The new vulnerability report Giggle; laughable security from Digital Interruption reveals that the Giggle user community’s founders ignored warnings of a serious vulnerability that exposed women and teens’ location and other data, exposing them to sharp risk. The report also details the Giggle team’s failure to delete user data when accounts are deleted; and flawed and questionable user verification processes.
This is an example of why every company should have a vulnerability disclosure program. We see too many cases when the hacking community draws attention to a major gap in security, only to have an organization ignore the warnings and even target well-intentioned hackers with threats. The statement by the Giggles team that they don’t need a vulnerability program because they have a security team is ludicrous on its face. It’s like saying: I have a family doctor, so I don’t need a specialist.
Also especially troubling are reports of its user verification and data retention policies. According to reports, the Giggles app geared towards teens and women actually puts its user populations at risk through its data retention policies because it gathers the kind of location information that stalkers and cyber attackers leverage to abuse victims.
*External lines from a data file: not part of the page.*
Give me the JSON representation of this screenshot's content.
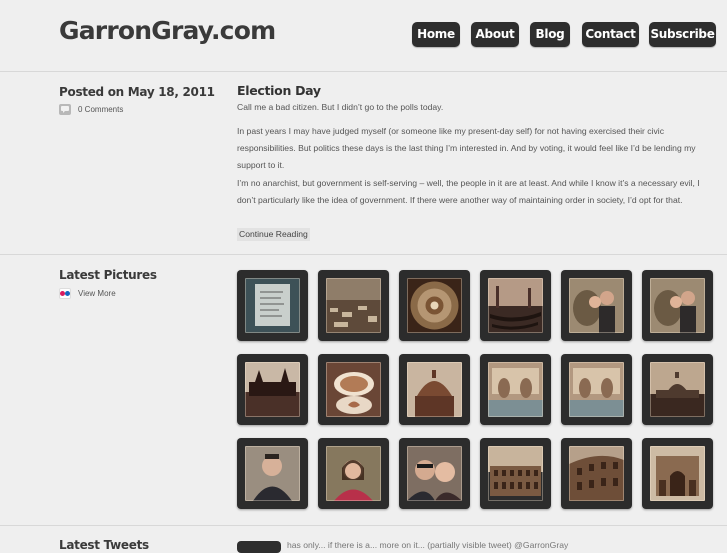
{
  "site": {
    "title": "GarronGray.com"
  },
  "nav": [
    {
      "label": "Home"
    },
    {
      "label": "About"
    },
    {
      "label": "Blog"
    },
    {
      "label": "Contact"
    },
    {
      "label": "Subscribe"
    }
  ],
  "post": {
    "date_label": "Posted on May 18, 2011",
    "comments_label": "0 Comments",
    "title": "Election Day",
    "paragraphs": [
      "Call me a bad citizen. But I didn’t go to the polls today.",
      "In past years I may have judged myself (or someone like my present-day self) for not having exercised their civic responsibilities. But politics these days is the last thing I’m interested in. And by voting, it would feel like I’d be lending my support to it.",
      "I’m no anarchist, but government is self-serving – well, the people in it are at least. And while I know it’s a necessary evil, I don’t particularly like the idea of government. If there were another way of maintaining order in society, I’d opt for that."
    ],
    "continue_label": "Continue Reading"
  },
  "pictures": {
    "heading": "Latest Pictures",
    "view_more_label": "View More",
    "flickr_colors": [
      "#d81b60",
      "#1565c0"
    ],
    "rows": [
      [
        "note-card",
        "aerial-city",
        "dome-interior",
        "gondolas",
        "couple-lion-statue",
        "couple-lion-statue"
      ],
      [
        "venice-palace",
        "latte-art",
        "church-dome",
        "fountain-statues",
        "fountain-statues",
        "st-peters"
      ],
      [
        "man-portrait",
        "woman-portrait",
        "couple-selfie",
        "colosseum",
        "colosseum-wall",
        "arch-of-constantine"
      ]
    ]
  },
  "tweets": {
    "heading": "Latest Tweets",
    "text": "has only... if there is a... more on it... (partially visible tweet) @GarronGray"
  }
}
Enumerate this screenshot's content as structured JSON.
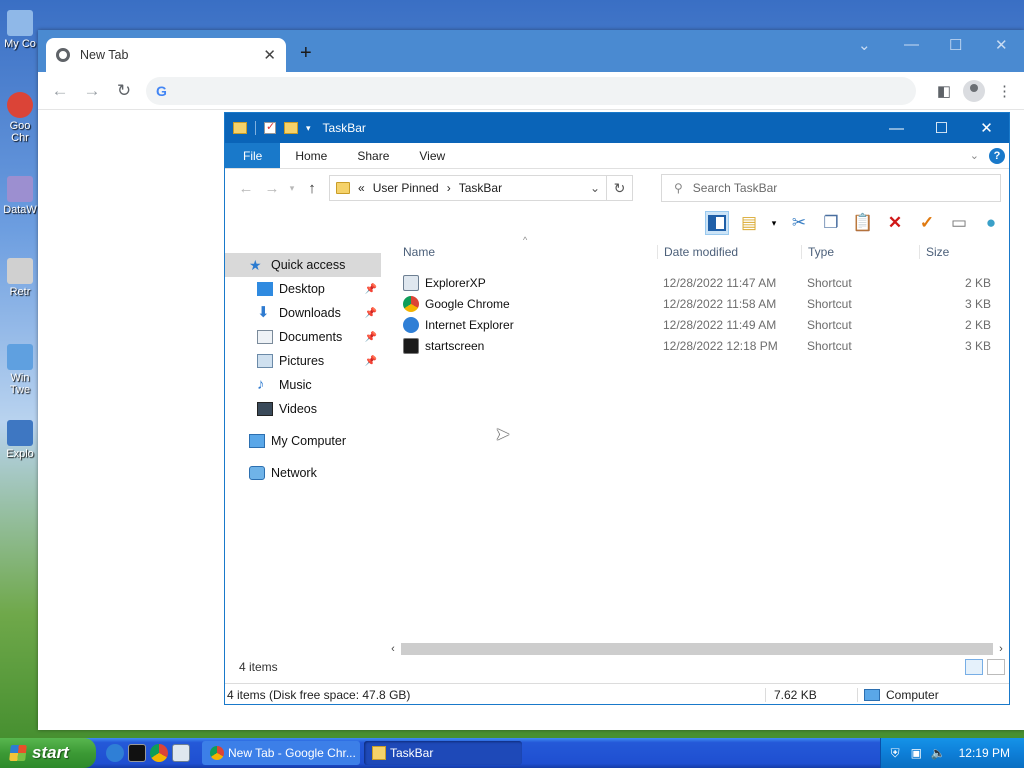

It’s reported the Giggles app retains that data even when users leave the community and delete the app, and the Giggles team actually misleads users and former users that their data is purged when a user quits the community.
Moreover, the Giggles verification process “validates” gender through a facial recognition process that can potentially exclude many women including the trans community, gating membership solely to those who fit stereotypical and outdated notions about appearance… and designating who\’s a woman and discriminating based on appearances, leading many of us to wonder about fundamental problems beyond Giggles’ obvious and reported cybersecurity flaws.